The business sectors of the G20 countries – known as the B20 – presented their policy recommendations today for “green growth” at the G20 Summit in Los Cabos, Mexico. The B20 recommendations include some forward-looking steps, including a recommendation to partially eliminate fossil fuel subsidies and to price carbon. However, the recommendations endorse a regressive, business-as-usual approach to hydropower that would cause huge impacts on freshwater river ecosystems.
Felipe Calderon, President of Mexico, today said that “the only kind of growth possible is green growth,” referring to the impossibility of creating economic growth without making “green” profitable. Yet the B20’s recommendations point to building large water and energy storage infrastructure to increase agricultural and industrial commodity output. By promoting large dam storage, hardly a cutting-edge technology, the B20 has made it clear that it is more concerned about protecting investment returns than it is about protecting the world’s dwindling freshwater ecosystems.
The B20 recommendations also outline the creation of a new association of development finance banks that could enable greater private sector involvement in “green growth” by mobilizing public subsidies. The International Development Finance Club (IDFC) is composed of 19 national development banks whose total assets are valued at US$2.1 trillion. The association includes some of the world’s financiers of large dams, such as China Development Bank and BNDES. The group has already proposed a partnership to support the creation of a private sector facility for the Green Climate Fund, in order to channel climate finance into specific programs and projects.

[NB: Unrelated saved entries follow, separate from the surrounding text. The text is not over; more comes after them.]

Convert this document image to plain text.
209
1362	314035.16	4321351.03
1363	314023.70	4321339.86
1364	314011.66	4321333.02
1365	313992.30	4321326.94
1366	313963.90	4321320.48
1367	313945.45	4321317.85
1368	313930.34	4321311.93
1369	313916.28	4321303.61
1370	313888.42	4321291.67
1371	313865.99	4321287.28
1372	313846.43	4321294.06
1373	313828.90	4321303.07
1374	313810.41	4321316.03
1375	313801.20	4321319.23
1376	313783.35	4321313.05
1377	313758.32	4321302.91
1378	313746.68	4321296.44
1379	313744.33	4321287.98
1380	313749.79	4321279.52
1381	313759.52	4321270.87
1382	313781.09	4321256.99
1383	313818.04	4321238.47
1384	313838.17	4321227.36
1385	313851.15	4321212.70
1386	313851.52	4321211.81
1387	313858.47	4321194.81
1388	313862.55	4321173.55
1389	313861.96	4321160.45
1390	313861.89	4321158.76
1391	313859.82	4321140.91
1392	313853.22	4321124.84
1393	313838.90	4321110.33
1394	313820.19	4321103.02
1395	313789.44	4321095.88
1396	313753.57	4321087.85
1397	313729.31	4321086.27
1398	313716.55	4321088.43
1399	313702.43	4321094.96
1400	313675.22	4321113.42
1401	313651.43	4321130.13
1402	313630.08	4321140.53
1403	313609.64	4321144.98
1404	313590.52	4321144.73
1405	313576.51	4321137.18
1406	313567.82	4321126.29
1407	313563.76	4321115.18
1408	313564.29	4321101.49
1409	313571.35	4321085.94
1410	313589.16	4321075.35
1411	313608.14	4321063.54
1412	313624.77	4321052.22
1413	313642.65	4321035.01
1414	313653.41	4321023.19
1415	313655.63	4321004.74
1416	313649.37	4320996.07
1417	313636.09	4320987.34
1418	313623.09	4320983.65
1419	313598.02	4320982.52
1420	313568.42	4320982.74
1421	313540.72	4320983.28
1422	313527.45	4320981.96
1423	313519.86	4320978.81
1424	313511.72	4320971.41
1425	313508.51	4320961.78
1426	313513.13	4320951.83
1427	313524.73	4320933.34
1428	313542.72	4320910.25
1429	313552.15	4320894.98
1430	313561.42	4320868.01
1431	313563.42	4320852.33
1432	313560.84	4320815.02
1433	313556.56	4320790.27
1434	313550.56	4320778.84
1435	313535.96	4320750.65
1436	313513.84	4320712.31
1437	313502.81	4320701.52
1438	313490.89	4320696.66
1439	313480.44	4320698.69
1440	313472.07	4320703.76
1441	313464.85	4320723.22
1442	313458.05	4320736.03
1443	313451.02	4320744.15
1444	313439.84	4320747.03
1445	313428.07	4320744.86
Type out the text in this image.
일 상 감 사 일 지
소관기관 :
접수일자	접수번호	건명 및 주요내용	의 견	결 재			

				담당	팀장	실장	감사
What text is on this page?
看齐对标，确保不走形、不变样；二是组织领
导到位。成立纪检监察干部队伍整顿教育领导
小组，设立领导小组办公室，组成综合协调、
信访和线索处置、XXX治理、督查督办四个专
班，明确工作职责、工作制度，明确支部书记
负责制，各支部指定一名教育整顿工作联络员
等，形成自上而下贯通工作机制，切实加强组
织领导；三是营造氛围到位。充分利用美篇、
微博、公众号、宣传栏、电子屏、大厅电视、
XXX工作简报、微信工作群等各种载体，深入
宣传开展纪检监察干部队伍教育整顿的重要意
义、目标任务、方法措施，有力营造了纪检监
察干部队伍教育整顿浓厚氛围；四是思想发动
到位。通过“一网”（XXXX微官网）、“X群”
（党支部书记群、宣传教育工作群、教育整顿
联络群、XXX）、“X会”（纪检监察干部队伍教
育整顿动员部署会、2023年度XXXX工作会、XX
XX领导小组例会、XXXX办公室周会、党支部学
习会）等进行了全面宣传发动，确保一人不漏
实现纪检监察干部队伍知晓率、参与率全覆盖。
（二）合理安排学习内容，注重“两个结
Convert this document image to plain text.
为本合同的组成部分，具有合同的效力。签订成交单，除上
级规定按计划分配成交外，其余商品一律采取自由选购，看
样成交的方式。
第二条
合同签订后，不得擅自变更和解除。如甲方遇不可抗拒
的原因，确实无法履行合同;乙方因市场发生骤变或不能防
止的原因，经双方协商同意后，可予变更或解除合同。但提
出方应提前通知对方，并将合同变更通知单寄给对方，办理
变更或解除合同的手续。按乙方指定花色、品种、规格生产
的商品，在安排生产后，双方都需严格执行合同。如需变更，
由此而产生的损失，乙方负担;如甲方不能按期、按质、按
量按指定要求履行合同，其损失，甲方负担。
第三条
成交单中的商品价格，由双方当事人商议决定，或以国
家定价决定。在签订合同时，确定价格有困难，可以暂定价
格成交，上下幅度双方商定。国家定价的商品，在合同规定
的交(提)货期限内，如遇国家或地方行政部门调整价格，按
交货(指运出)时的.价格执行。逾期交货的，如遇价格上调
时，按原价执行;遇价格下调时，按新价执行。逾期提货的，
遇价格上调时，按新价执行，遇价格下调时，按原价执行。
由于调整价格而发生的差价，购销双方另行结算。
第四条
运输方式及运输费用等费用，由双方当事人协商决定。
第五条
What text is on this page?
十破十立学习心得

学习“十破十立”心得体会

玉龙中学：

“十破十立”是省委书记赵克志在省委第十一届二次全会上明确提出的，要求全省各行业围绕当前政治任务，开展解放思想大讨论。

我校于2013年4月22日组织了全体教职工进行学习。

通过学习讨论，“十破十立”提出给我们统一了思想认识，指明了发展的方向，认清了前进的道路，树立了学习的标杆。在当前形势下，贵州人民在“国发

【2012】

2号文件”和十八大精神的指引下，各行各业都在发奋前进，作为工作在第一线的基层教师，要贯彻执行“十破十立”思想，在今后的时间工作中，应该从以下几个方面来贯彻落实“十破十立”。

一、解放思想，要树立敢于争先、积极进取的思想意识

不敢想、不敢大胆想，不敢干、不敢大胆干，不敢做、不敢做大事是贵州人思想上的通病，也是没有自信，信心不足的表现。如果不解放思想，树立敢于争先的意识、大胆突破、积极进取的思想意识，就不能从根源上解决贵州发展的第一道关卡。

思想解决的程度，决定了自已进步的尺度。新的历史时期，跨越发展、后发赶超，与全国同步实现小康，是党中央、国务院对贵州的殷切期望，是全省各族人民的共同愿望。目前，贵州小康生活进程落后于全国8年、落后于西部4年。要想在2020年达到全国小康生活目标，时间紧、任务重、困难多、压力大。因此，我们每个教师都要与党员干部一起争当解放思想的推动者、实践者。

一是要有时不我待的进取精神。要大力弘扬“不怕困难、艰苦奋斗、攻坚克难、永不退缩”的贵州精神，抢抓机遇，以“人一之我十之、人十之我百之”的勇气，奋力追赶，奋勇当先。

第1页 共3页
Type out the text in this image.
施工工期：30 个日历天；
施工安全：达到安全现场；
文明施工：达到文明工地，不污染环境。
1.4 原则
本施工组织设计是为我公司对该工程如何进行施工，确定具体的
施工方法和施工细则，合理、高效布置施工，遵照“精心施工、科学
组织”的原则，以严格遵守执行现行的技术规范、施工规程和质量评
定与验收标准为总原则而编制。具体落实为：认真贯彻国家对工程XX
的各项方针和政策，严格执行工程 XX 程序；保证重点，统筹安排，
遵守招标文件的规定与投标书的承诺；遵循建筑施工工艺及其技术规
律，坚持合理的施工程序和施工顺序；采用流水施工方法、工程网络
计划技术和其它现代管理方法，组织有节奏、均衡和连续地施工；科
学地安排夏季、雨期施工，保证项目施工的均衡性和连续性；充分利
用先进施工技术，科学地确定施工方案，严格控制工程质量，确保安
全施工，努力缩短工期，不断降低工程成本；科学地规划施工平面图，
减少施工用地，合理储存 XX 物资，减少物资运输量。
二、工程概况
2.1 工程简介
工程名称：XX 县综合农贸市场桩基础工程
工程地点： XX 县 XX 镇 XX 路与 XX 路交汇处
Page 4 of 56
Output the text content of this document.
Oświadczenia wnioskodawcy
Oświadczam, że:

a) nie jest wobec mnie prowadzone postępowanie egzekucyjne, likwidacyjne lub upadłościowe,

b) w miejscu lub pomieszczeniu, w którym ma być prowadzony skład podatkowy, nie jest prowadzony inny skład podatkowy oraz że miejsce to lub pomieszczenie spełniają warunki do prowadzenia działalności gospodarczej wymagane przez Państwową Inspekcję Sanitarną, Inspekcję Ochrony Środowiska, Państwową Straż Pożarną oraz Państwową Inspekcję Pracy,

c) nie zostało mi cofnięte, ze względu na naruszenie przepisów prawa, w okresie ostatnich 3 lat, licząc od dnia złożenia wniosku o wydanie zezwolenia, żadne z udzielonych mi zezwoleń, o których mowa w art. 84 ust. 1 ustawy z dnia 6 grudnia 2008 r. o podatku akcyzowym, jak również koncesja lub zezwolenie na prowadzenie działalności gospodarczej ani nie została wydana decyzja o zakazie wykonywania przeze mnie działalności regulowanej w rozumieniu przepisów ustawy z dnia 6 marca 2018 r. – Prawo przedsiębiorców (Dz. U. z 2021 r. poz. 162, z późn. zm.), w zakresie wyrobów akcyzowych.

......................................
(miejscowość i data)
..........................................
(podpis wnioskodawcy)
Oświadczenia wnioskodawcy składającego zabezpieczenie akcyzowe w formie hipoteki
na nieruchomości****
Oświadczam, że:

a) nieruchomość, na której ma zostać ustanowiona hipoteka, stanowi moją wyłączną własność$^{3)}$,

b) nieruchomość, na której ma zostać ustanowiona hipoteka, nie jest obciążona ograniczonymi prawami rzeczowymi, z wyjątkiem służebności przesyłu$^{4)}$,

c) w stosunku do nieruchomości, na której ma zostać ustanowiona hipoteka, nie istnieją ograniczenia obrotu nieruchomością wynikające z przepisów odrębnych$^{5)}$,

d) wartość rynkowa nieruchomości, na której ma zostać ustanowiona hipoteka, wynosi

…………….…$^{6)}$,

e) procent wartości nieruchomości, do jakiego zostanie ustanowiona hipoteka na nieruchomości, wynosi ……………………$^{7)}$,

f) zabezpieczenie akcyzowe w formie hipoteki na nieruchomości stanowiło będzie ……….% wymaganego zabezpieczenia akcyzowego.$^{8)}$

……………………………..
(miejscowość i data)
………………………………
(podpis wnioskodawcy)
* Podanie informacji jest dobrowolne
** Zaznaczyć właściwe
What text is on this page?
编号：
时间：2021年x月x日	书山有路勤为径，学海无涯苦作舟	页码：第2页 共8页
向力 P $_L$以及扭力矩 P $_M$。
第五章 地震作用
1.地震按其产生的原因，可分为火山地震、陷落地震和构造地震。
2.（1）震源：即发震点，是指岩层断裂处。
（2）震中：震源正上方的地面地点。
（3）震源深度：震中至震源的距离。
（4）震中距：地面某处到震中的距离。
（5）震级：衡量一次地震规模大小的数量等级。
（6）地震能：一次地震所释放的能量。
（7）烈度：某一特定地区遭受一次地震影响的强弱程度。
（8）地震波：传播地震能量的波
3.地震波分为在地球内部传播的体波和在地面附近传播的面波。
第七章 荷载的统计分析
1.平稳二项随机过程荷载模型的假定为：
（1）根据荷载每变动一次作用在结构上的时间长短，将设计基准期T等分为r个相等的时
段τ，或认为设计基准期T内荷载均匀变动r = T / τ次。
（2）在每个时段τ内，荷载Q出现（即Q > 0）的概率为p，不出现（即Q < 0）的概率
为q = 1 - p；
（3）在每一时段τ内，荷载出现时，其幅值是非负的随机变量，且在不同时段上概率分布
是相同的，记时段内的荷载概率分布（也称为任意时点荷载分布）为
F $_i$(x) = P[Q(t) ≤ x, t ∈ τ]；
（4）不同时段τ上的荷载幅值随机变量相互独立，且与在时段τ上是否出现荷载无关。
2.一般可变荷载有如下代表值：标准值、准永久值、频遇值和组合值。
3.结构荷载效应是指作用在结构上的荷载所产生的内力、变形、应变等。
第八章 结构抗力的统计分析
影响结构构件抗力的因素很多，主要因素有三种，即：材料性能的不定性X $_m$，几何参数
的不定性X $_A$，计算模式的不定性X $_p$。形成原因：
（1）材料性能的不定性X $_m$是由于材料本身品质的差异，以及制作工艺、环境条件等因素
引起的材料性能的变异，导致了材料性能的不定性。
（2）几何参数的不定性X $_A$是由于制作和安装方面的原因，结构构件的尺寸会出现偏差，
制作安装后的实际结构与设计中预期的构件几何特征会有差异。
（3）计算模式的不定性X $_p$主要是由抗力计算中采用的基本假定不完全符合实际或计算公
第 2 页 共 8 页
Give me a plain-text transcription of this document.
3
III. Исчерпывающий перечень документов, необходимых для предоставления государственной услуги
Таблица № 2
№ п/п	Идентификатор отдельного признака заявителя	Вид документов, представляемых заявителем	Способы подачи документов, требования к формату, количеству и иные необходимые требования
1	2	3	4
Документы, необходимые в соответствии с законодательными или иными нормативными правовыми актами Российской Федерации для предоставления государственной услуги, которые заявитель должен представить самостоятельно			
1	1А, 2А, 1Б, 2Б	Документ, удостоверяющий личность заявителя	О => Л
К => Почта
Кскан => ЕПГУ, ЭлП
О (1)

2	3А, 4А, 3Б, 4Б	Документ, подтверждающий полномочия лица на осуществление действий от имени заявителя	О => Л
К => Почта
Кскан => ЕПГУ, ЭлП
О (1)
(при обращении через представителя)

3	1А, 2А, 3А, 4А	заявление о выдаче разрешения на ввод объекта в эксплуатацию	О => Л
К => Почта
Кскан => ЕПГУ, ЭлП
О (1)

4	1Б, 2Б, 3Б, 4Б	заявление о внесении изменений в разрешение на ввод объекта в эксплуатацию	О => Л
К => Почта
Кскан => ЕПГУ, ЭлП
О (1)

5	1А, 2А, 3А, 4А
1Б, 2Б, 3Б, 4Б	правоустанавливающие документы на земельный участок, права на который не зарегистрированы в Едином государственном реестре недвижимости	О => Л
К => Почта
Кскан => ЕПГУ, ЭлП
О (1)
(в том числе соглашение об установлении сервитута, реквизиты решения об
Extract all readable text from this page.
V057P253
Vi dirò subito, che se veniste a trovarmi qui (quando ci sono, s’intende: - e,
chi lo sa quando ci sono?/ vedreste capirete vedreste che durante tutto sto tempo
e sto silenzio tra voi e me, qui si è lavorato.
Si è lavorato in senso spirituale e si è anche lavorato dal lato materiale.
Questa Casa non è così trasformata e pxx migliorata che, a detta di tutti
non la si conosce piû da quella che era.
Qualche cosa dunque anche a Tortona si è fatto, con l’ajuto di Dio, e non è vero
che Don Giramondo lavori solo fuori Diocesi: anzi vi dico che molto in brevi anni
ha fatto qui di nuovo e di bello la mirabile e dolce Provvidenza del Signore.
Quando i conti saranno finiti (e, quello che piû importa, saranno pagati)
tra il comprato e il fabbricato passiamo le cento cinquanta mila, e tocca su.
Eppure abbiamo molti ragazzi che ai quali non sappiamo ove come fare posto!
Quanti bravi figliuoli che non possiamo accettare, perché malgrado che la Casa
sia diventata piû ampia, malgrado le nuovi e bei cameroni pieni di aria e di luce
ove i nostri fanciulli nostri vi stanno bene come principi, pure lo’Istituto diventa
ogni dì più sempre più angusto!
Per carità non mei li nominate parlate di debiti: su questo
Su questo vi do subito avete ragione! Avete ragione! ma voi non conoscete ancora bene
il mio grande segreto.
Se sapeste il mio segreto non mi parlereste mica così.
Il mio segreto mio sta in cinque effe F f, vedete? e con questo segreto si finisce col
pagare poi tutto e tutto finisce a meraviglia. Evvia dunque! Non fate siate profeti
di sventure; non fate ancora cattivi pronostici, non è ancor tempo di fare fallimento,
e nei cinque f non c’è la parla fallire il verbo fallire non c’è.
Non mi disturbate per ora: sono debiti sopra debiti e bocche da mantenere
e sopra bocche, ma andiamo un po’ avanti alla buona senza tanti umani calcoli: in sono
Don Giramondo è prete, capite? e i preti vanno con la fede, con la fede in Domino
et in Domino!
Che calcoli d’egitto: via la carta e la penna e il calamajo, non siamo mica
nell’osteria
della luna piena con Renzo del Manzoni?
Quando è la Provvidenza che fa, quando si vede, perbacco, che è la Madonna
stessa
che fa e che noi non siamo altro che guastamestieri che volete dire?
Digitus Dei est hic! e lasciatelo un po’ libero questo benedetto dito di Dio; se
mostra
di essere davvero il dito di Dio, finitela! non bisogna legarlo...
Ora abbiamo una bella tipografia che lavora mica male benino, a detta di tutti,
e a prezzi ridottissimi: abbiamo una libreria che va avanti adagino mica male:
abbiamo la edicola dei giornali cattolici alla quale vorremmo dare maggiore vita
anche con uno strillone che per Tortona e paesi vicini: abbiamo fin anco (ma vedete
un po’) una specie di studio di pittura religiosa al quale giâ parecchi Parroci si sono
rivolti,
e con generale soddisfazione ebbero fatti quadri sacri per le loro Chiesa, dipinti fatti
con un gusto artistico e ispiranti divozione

The B20 recommendations, including this IDFC proposal for the Green Climate Fund, cause great concern that grandfathered mega-projects that developers have wanted to build for decades, such as the Grand Inga Complex, will make their way into the projects that could receive finance from the Green Climate Fund. As a result, there is real risk that the Green Climate Fund could finance business-as-usual water and energy projects rather than mobilize finance for cutting-edge, progressive technologies.
So far at the G20 Summit, proposals for “growth” are trumping proposals for “green.” In contrast with Felipe Calderon, I’m not convinced that two of the challenges facing the world today– the global economic crisis and the disappearance of freshwater species and ecosystems– can be reconciled.